The human filtering step resulted in just two thousand images. They then composed captions to those images. The image-caption pairs were then used for training the Emo model.

Because there are just 2k samples, they fine-tuned for just 15K iterations with early stopping. The results are incredible, as seen in the next section.

Metrics

For evaluation, they were mainly concerned about the two metrics — visual appeal and faithfulness. They ditch the FID scores as many recent papers argue that FID scores do not correlate well with human assessment of the performance of generative models.

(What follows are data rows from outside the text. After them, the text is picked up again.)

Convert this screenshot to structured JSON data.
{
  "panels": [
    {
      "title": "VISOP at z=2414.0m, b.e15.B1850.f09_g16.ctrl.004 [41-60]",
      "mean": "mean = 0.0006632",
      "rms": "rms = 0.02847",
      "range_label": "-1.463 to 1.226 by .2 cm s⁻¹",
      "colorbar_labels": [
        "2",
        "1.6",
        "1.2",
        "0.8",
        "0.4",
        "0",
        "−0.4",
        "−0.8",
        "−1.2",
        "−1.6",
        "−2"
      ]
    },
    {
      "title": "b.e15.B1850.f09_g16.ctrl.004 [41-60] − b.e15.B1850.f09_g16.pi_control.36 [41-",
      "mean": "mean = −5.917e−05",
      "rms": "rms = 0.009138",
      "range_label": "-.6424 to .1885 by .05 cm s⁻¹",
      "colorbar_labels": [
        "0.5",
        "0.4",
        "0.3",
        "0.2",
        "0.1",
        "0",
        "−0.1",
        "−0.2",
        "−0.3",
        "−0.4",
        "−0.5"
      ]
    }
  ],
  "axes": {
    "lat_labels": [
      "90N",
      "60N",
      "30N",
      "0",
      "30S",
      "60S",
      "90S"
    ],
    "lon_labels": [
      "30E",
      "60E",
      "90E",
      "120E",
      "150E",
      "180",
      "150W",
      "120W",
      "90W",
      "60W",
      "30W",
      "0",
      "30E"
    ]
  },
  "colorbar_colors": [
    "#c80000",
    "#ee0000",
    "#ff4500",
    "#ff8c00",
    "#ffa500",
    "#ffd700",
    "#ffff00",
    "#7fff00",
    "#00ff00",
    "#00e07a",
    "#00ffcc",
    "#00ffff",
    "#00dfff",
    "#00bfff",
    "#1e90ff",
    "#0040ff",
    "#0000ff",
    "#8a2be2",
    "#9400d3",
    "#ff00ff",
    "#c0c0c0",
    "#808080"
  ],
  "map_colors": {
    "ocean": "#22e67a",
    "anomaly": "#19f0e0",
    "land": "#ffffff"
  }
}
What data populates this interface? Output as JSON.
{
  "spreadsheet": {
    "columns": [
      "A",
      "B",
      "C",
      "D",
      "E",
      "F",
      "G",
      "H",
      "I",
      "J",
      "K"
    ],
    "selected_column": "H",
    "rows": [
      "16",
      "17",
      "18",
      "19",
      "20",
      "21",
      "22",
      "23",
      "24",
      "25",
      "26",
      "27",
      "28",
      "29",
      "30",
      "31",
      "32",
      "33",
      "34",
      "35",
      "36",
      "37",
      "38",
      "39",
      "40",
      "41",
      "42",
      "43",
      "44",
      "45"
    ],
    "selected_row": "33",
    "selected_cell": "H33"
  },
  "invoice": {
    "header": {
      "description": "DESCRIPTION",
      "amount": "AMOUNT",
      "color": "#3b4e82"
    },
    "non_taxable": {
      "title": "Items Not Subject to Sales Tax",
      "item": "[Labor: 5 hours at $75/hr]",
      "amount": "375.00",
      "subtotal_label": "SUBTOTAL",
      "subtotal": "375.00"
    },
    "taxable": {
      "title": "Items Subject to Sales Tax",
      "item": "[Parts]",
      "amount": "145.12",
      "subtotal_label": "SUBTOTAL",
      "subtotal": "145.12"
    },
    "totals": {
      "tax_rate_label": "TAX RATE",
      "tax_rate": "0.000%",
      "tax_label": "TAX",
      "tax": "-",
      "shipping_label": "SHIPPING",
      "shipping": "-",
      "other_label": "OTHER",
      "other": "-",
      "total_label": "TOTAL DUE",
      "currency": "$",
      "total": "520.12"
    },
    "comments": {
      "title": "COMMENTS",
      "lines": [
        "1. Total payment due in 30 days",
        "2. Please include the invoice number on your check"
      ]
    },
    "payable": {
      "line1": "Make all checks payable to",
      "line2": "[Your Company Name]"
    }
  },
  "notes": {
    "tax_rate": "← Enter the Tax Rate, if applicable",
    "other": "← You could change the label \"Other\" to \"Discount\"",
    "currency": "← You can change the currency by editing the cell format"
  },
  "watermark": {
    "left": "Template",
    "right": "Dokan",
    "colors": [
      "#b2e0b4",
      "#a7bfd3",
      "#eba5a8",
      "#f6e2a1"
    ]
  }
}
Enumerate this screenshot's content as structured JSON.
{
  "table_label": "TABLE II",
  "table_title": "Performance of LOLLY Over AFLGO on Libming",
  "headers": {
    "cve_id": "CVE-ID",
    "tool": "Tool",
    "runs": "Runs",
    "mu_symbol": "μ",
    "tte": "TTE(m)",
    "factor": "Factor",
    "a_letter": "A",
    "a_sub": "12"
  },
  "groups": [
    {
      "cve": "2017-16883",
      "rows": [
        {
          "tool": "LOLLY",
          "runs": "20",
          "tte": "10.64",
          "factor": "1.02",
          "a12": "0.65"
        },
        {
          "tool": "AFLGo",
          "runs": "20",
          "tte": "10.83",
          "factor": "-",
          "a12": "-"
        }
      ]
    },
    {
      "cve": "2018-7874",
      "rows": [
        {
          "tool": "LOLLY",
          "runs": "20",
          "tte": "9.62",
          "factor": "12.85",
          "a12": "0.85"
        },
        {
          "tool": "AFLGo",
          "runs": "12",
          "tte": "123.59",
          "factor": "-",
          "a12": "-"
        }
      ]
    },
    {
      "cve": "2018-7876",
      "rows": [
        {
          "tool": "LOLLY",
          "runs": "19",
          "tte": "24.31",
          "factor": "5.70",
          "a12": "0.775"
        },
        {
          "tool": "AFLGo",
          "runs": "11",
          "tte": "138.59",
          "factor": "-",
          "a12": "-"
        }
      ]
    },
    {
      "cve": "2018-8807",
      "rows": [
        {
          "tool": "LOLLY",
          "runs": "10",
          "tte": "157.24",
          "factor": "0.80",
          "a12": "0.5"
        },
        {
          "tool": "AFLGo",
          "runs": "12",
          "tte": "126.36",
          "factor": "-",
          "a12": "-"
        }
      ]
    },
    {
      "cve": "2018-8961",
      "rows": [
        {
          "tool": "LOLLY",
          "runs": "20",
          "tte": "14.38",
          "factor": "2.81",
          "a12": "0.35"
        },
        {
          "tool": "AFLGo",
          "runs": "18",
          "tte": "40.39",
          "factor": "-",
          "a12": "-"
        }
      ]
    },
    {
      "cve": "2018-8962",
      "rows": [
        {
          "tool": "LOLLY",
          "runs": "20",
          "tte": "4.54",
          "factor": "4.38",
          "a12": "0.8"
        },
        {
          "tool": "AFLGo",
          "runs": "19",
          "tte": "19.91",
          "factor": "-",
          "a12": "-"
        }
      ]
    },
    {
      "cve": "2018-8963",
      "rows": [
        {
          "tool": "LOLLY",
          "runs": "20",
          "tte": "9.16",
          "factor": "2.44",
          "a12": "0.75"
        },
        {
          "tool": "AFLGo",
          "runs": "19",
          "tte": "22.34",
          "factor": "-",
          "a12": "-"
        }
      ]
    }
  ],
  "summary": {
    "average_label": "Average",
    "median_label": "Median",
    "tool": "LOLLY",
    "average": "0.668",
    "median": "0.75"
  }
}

Visual appeal is subjective, so the generated images were shown to 5 annotators, usually with generated images from two models shown side by side, and the annotators chose which one of the two was more appealing. For example, if we are comparing the pre-trained model with the quality-tuned model (as shown in the figure above), then these two images are shown to the annotators who are asked to choose which one of the two images is visually appealing. I would personally choose the quality-tuned one straightaway.

Text faithfulness refers to the degree of similarity between a generated image and a text caption. Again, the annotators were asked to ignore the visual appeal of the images and asked to choose which ones best describe the caption with choices “A,” “B,” and “Both.” For example, the above image is for the caption, “A teddy bear working on AI research,” which is more faithful compared to “A teddy bear playing with a computer.”

Results

Lastly, the paper shows that quality tuning is not just restricted to the latent diffusion models but is applicable to other models like pixel diffusion and masked generative transformers. As seen from the figure above, quality tuning, when applied to these models, also improves the visual aesthetics of the model.

Conclusion

In my opinion, this paper is a clear eye-opener to show how small the fine-tuning dataset can be to tune LLMs or VLMs. Emu generates results that are so good that the generated images can be used in commercial applications.

There are a couple of extensions of this paper, namely Emu Edit and Emu Video. I will be reviewing them in the upcoming posts. Until then, I am signing off, and I will see you in my next… till then, take care!